Association of age-adjusted Charlson comorbidity index with adverse outcomes in patients undergoing transcatheter aortic valve replacement: A retrospective cohort study.

机构信息

Department of Cardiology, The Second Hospital of Hebei Medical University, Shijiazhuang, Hebei, China.

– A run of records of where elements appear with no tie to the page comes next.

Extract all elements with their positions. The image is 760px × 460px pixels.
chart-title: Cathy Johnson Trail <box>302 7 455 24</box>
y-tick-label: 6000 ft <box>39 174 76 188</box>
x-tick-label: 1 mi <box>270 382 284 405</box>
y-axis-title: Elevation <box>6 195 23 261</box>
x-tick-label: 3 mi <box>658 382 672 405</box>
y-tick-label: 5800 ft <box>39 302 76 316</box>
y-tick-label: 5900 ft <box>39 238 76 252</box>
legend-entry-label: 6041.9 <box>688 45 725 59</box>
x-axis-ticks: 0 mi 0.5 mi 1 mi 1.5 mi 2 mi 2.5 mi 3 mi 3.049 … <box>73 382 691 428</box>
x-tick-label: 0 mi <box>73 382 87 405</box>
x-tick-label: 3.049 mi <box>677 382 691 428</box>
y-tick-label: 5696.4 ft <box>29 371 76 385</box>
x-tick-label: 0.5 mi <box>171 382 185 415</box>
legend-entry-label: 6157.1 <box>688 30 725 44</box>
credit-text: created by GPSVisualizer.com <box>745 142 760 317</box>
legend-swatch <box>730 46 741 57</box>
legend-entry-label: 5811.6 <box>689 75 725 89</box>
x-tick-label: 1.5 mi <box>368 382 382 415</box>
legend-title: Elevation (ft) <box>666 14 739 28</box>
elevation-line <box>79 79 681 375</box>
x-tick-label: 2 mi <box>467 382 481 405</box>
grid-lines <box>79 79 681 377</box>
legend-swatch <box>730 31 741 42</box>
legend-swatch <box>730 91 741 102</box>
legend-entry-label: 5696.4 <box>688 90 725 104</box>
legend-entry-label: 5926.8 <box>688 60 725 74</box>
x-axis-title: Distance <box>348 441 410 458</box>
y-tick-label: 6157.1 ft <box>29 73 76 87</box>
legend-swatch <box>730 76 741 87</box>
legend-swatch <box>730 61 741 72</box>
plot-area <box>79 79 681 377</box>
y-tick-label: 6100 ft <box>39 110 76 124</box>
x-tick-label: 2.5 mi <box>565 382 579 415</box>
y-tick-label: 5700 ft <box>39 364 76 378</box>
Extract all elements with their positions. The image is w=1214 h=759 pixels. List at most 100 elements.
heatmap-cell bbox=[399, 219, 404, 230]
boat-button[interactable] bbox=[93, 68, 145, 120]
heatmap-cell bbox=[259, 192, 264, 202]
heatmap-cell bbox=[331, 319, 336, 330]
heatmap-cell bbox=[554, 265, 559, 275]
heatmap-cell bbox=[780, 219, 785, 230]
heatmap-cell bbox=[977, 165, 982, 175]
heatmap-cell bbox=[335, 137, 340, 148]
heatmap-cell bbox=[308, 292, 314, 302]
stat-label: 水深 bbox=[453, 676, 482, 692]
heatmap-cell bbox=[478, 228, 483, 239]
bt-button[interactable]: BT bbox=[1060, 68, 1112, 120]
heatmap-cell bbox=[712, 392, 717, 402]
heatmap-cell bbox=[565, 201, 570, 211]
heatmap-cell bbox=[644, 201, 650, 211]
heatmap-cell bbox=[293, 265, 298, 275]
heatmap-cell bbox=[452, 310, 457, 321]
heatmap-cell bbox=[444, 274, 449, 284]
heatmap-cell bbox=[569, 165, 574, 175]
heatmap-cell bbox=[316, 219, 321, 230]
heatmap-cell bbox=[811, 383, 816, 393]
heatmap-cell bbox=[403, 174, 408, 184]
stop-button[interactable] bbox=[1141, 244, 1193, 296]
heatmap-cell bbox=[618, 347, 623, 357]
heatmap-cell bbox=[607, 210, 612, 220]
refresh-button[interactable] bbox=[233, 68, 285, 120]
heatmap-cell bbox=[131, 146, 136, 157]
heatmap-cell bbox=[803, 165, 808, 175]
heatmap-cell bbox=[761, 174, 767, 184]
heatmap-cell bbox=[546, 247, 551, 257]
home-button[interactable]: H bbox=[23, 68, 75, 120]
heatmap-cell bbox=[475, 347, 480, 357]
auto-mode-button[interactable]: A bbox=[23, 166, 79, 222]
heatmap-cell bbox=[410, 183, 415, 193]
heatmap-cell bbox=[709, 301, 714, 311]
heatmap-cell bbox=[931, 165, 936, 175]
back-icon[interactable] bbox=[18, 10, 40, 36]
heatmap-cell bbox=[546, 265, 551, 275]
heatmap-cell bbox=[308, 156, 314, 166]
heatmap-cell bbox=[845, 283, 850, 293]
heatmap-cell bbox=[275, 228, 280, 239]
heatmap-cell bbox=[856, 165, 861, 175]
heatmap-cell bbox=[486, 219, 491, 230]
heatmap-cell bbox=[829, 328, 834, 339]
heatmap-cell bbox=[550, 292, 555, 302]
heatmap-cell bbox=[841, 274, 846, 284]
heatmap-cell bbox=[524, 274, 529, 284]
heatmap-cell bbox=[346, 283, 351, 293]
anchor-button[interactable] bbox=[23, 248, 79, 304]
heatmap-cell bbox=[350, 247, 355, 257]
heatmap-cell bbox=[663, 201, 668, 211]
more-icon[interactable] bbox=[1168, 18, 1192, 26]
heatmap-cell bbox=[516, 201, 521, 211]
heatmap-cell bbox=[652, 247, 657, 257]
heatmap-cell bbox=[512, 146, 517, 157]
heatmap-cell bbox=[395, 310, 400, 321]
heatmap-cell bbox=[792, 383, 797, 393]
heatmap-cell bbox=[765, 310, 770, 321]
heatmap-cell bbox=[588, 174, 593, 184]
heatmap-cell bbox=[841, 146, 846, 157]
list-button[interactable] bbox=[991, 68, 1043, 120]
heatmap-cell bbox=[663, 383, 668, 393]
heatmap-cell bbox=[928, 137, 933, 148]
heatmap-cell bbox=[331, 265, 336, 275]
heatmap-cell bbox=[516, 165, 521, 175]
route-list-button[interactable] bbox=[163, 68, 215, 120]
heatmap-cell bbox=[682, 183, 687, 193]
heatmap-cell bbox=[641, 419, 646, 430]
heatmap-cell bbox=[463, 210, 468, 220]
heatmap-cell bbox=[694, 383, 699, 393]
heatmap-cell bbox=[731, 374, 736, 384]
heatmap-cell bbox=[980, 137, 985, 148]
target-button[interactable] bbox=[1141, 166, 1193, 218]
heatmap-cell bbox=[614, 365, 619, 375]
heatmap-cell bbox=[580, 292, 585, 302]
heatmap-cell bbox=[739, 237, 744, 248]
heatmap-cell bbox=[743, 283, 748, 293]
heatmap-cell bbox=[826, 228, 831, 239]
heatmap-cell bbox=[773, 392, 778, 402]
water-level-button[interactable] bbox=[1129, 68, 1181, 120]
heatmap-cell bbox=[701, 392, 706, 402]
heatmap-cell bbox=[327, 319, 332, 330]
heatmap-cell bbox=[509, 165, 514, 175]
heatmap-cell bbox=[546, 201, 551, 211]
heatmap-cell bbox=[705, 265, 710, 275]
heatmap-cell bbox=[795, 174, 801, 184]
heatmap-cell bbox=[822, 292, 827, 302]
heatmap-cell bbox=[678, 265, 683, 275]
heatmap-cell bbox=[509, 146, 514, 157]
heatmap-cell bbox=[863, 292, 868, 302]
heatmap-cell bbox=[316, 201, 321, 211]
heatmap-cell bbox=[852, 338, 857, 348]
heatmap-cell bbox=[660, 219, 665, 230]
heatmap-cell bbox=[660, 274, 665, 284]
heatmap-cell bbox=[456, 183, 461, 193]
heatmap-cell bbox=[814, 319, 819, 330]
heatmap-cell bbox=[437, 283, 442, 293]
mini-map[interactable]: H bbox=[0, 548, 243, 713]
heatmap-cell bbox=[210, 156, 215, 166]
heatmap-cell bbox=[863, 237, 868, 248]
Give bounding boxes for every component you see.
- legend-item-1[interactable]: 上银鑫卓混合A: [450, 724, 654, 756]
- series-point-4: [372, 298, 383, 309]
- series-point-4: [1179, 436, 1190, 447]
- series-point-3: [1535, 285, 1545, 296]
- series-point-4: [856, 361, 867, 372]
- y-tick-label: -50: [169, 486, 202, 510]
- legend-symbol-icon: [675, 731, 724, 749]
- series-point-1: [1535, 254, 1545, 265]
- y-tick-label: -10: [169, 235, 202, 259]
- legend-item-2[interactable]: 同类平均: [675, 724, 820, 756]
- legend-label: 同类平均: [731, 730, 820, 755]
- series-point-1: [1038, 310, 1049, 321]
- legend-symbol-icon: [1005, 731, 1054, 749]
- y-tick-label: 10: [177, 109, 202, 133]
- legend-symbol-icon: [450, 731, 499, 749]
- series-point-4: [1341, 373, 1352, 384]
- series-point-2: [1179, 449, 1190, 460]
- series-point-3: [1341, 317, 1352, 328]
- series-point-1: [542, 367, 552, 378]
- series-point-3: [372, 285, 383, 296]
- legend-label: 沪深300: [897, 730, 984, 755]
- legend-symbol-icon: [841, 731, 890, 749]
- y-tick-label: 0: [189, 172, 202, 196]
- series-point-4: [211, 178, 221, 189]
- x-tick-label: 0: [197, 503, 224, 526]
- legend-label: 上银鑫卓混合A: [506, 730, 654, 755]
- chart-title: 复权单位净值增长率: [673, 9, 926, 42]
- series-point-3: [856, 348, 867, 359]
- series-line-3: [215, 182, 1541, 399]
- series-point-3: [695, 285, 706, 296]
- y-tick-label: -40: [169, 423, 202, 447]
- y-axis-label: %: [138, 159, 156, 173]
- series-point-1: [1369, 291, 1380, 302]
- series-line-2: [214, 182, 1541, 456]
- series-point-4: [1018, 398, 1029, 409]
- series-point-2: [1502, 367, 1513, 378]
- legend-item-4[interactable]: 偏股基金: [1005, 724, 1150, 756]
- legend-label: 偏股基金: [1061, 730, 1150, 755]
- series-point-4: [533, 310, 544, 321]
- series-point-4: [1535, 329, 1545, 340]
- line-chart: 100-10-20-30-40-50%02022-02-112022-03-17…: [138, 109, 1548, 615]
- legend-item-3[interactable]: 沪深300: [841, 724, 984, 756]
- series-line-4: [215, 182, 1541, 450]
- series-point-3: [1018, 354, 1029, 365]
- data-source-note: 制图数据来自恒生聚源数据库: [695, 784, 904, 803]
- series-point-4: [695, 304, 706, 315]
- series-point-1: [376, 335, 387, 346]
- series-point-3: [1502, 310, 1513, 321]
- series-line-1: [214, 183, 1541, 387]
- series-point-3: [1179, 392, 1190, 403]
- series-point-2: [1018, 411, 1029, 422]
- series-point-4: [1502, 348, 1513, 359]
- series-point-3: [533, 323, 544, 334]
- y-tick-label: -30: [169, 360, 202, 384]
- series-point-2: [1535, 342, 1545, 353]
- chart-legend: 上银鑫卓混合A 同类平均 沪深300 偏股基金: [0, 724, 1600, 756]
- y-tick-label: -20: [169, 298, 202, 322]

Department of Cardiology, Handan First Hospital, Handan, Hebei, China.

出版信息

Medicine (Baltimore). 2023 Nov 24;102(47):e36283. doi: 10.1097/MD.0000000000036283.

Abstract

Patients undergoing transcatheter aortic valve replacement (TAVR) have a high comorbid burden. Our objective was to assess the association between the age-adjusted Charlson comorbidity index (Age-CCI) and mortality and readmission rates within 1-year post-TAVR. Data were extracted from the Medical Information Mart for Intensive Care IV database (MIMIC-IV version 2.0). The primary endpoint was a composite outcome of all-cause mortality or readmission within 1-year after TAVR. To examine the associations of Age-CCI with outcomes, we used multivariable Cox proportional hazards regression, restricted cubic spline (RCS), and Kaplan-Meier curves. A total of 785 patients (52.9% male) with a median age of 84.0 years were assessed. More than half of our patients had an Age-CCI ≥ 7. After adjustment for potential confounders, we found that a 1 unit increase in Age-CCI was associated with a 10% increase in mortality and readmission rates after TAVR (HR = 1.10, 95% CI: 1.04-1.17, P < .001). High Age-CCI (Age-CCI ≥ 7) compared with the low Age-CCI (Age-CCI < 7) showed a 36% increase of mortality and readmission rates (HR = 1.36, 95% CI: 1.07-1.73, P = .013). The RCS curve analysis showed a continuous linear relationship between Age-CCI and the composite outcome risk (P for non-linearity = .671). The Kaplan-Meier survival analysis showed that patients with Age-CCI ≥ 7 had a poorer prognosis than those with Age-CCI < 7 (log-rank P < .001). Subgroup analyses showed the results remained stable. Age-CCI is independently associated with all-cause mortality and readmission in patients treated with TAVR, which may help clinicians risk-stratify patients and offer an opportunity to improve patient outcomes.

摘要

接受经导管主动脉瓣置换术(TAVR)的患者合并症负担较高。我们的目的是评估年龄调整Charlson 合并症指数(Age-CCI)与 TAVR 后 1 年内死亡率和再入院率之间的关系。数据从医疗信息监护 IV 数据库(MIMIC-IV 版本 2.0)中提取。主要终点是 TAVR 后 1 年内全因死亡率或再入院的复合结局。为了研究 Age-CCI 与结局的关系,我们使用多变量 Cox 比例风险回归、限制立方样条(RCS)和 Kaplan-Meier 曲线。共评估了 785 名(52.9%为男性)中位年龄为 84.0 岁的患者。我们的患者中有一半以上的 Age-CCI≥7。在调整潜在混杂因素后,我们发现 Age-CCI 增加 1 个单位与 TAVR 后死亡率和再入院率增加 10%相关(HR=1.10,95%CI:1.04-1.17,P<.001)。与低 Age-CCI(Age-CCI<7)相比,高 Age-CCI(Age-CCI≥7)的死亡率和再入院率增加 36%(HR=1.36,95%CI:1.07-1.73,P=0.013)。RCS 曲线分析显示 Age-CCI 与复合结局风险之间存在连续线性关系(非线性 P 值=0.671)。Kaplan-Meier 生存分析显示,Age-CCI≥7 的患者预后较 Age-CCI<7 的患者差(对数秩 P<.001)。亚组分析显示结果稳定。Age-CCI 与 TAVR 治疗患者的全因死亡率和再入院独立相关,这可能有助于临床医生对患者进行风险分层,并为改善患者结局提供机会。